Guidelines for Residential, Agricultural, and Small Commercial Service Extensions
A major addition to your farming operation or home that will require a separate meter also requires a consultation from the ECI REC service team to determine the size of your electric load and specify the equipment needed for your new facilities.
Call our Operations Department at 319-443-4343 or 877-850-4343 or complete the service extension form.
Who pays for the line extension?
After initial installation by the ECI REC, member-consumers are responsible for labor and material to backfill any trench or excavation due to settling.
Extensions of greater length require payment from the member-consumer. This extension payment will be required before construction begins.
Will I be able to recoup my cost for the line extension?
If a pre-payment for a line extension is required by the Cooperative, you will receive a monthly credit on your bill equal to $.02 per kilowatt-hour for 36 months, up to, but not exceeding, the maximum amount equal to the advanced payment. At the end of the 36 months, any balance remaining from the advanced payment is kept by the Cooperative.
What if another member-consumer wants to connect to the line extension I am paying for?

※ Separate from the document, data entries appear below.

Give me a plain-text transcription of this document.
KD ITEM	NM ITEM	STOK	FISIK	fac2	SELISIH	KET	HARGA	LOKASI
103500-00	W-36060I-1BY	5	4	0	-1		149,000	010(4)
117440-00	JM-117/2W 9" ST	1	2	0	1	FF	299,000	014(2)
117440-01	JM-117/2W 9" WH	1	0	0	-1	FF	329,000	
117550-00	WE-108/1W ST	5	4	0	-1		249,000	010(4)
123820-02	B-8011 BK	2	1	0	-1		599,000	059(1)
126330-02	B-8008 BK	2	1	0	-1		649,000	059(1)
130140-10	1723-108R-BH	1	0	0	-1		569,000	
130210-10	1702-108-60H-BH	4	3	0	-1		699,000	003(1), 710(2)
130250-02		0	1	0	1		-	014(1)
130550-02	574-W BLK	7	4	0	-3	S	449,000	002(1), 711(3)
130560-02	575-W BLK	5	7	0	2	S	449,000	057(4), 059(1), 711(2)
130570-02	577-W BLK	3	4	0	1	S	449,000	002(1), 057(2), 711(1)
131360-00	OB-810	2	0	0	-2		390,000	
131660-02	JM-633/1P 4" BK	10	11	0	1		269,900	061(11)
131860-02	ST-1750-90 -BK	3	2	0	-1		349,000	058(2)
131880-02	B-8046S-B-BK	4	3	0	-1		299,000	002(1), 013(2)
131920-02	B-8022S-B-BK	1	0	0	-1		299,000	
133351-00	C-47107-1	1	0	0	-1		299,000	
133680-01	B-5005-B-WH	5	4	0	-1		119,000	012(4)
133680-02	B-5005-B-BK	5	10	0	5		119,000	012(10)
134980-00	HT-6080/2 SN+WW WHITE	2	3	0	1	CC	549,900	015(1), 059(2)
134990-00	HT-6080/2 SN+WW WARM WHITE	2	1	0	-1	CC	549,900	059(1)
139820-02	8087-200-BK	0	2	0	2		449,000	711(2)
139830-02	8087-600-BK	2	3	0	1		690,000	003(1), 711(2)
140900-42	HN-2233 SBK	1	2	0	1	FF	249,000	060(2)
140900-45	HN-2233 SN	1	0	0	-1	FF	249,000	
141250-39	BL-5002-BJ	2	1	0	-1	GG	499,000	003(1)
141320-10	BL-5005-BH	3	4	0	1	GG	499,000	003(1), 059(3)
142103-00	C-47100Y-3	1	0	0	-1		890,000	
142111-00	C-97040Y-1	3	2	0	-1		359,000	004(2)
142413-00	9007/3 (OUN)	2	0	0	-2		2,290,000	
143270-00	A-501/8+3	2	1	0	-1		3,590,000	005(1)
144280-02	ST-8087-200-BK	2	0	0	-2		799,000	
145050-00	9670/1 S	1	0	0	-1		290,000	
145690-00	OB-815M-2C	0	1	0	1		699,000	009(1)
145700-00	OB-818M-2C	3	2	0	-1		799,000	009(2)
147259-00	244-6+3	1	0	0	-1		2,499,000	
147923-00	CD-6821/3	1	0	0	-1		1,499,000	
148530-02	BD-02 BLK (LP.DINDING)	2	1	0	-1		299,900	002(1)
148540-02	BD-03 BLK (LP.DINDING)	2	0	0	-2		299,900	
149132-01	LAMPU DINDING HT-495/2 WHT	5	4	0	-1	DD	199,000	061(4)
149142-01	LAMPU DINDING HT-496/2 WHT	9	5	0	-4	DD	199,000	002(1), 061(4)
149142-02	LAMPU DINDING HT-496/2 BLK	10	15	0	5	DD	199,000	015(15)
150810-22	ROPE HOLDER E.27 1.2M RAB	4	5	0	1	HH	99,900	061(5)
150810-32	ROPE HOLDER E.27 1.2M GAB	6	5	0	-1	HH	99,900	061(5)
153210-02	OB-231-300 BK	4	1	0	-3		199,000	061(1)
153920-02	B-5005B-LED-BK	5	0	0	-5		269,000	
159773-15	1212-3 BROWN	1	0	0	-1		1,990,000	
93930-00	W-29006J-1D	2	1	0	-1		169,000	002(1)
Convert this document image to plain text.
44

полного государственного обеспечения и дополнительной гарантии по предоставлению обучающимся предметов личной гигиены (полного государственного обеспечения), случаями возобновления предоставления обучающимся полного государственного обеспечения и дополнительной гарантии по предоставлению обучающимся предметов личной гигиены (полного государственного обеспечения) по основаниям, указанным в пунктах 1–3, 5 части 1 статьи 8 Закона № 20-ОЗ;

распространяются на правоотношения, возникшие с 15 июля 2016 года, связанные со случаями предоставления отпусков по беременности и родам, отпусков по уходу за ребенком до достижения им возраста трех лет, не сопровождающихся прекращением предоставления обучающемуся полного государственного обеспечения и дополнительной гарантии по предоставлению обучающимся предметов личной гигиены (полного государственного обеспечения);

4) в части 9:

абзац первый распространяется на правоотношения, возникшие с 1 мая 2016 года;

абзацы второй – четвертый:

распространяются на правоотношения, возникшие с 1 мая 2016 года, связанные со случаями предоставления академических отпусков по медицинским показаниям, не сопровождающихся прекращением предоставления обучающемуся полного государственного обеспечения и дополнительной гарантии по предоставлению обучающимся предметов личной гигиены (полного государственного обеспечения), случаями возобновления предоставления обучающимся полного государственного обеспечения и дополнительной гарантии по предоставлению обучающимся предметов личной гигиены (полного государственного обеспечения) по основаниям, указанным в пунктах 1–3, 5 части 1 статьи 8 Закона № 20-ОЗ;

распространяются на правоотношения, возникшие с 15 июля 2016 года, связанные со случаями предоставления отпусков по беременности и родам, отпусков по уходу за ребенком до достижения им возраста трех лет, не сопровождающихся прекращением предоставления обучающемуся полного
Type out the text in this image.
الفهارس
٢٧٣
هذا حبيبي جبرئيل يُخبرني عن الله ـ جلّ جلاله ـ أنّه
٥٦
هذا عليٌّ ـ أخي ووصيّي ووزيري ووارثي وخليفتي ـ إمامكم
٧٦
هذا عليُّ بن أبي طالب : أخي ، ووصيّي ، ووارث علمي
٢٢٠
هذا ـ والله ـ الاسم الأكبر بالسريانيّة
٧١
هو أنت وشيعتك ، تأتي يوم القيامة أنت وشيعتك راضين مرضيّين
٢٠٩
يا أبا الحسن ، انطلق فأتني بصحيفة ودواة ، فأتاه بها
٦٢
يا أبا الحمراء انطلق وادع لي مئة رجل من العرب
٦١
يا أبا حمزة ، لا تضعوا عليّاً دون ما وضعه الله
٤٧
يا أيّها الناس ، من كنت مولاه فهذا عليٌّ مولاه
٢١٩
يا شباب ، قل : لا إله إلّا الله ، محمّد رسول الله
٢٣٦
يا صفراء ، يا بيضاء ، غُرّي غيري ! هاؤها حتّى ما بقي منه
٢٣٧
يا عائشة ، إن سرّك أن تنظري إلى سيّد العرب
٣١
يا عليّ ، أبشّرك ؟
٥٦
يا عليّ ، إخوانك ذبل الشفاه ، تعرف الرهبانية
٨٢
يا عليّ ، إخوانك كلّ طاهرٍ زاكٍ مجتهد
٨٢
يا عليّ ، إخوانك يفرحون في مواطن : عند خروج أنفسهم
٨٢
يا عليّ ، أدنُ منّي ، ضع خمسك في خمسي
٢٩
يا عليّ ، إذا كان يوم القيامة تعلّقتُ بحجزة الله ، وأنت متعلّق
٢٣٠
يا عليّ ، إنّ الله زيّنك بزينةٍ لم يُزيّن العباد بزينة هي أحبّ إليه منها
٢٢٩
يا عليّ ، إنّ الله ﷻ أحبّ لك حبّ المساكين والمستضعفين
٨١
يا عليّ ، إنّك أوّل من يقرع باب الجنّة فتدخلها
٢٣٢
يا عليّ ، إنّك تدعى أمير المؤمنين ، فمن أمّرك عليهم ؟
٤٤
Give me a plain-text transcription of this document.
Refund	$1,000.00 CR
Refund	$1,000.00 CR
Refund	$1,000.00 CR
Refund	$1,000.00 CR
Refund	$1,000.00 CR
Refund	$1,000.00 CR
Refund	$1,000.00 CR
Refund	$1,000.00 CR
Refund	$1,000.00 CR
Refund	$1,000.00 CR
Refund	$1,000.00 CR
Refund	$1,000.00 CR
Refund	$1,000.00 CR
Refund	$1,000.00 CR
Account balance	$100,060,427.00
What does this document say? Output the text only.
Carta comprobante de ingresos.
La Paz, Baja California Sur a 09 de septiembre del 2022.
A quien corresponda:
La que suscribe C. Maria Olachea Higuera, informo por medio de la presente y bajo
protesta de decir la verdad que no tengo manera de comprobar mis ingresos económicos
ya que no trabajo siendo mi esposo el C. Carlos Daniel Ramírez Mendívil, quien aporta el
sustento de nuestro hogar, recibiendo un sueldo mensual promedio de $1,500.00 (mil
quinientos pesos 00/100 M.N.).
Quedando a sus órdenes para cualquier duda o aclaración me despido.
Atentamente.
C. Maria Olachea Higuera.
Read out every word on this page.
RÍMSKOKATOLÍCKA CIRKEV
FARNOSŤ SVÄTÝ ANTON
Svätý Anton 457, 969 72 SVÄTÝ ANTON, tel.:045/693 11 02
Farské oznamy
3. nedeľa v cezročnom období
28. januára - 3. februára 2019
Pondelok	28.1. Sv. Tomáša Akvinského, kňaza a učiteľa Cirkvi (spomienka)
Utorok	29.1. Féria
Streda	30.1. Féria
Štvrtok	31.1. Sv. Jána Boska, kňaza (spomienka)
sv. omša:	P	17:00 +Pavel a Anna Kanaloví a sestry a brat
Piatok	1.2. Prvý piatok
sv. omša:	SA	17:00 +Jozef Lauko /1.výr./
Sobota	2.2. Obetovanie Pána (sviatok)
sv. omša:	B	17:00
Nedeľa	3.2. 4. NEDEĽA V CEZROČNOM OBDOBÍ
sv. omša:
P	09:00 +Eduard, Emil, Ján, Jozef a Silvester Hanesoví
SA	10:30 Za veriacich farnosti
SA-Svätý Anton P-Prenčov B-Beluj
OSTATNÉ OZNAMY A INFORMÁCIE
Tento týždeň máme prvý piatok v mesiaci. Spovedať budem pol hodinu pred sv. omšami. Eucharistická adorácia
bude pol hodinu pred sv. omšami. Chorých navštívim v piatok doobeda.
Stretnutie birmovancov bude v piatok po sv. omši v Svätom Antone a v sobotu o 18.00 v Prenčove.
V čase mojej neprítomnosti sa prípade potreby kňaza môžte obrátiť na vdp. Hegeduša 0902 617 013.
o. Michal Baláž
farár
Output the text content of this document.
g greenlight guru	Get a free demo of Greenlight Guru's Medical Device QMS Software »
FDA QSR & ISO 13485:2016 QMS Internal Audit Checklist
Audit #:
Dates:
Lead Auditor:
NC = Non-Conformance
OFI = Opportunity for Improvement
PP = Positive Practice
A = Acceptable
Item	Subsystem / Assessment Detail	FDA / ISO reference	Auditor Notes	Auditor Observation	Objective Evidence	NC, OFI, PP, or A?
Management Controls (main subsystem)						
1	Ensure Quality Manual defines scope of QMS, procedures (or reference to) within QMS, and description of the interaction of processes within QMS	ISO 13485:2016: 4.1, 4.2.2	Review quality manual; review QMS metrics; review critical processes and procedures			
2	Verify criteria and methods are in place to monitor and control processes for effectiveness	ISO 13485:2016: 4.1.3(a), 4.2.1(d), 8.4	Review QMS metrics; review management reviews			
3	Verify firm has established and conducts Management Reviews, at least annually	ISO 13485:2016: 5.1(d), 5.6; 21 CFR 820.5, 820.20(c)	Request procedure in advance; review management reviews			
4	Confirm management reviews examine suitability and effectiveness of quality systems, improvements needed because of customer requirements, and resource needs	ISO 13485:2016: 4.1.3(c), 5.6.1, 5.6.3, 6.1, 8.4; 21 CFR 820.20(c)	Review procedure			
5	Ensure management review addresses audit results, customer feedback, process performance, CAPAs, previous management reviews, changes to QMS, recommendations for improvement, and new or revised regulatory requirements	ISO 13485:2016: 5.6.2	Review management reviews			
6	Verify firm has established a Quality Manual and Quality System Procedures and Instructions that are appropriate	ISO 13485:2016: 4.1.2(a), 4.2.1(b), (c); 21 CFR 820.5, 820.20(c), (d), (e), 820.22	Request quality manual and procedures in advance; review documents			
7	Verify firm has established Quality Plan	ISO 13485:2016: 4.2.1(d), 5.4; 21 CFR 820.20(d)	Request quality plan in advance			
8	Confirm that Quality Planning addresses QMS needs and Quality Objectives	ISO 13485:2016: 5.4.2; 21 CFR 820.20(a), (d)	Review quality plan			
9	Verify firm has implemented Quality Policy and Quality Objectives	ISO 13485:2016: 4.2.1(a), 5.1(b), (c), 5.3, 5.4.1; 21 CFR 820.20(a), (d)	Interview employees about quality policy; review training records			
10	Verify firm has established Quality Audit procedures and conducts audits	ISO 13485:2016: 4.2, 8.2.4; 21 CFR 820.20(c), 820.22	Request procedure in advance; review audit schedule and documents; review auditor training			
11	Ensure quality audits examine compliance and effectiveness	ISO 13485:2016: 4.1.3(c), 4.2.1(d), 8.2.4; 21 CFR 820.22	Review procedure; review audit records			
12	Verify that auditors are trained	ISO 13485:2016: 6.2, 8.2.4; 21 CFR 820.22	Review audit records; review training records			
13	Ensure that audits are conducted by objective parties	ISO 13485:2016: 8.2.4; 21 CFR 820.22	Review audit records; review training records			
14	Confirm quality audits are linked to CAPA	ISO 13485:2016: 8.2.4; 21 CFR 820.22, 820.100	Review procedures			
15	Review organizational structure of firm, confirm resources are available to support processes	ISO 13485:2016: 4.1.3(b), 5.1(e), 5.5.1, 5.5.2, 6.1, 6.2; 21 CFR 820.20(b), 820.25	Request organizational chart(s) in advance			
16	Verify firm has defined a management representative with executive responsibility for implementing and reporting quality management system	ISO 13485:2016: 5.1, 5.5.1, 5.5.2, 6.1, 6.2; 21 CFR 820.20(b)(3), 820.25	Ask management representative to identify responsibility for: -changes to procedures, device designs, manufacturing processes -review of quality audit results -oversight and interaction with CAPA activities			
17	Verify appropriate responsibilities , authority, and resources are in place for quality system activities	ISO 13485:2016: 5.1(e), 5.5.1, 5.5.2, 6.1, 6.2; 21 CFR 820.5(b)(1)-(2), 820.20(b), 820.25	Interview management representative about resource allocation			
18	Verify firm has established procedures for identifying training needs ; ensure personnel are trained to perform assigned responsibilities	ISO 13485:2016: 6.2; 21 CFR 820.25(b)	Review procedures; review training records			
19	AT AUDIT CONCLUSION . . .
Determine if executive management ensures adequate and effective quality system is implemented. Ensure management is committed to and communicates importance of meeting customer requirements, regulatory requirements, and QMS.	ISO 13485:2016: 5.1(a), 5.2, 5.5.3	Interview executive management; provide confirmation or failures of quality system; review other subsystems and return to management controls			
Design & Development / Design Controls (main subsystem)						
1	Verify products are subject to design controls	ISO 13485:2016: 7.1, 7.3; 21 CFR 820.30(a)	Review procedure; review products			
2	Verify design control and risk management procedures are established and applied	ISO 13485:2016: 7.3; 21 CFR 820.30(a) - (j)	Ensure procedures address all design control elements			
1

If another small business, home, or farm connects to the equipment paid in full or in part by a member-consumer within 5 years of the construction of service extension, the member-consumer that made the advance payment shall receive a prorated amount from the new member-consumer connecting into the existing equipment.
What if I need temporary service?
ECI REC will pay all or part of the cost of extending service to a new service only when the new load will be permanently located at the site. If the load may be temporary, the member-consumer will be required to make a non-refundable advanced payment equal to the estimated cost of installing the new equipment, the cost of removing the service, plus the cost of any non-salvageable materials.
What if I need a special service design?
If you request a more expensive line or service design (including route selection) than the Cooperative believes is required by good engineering practice, you must pay the difference between the higher cost design and the design proposed by the Cooperative.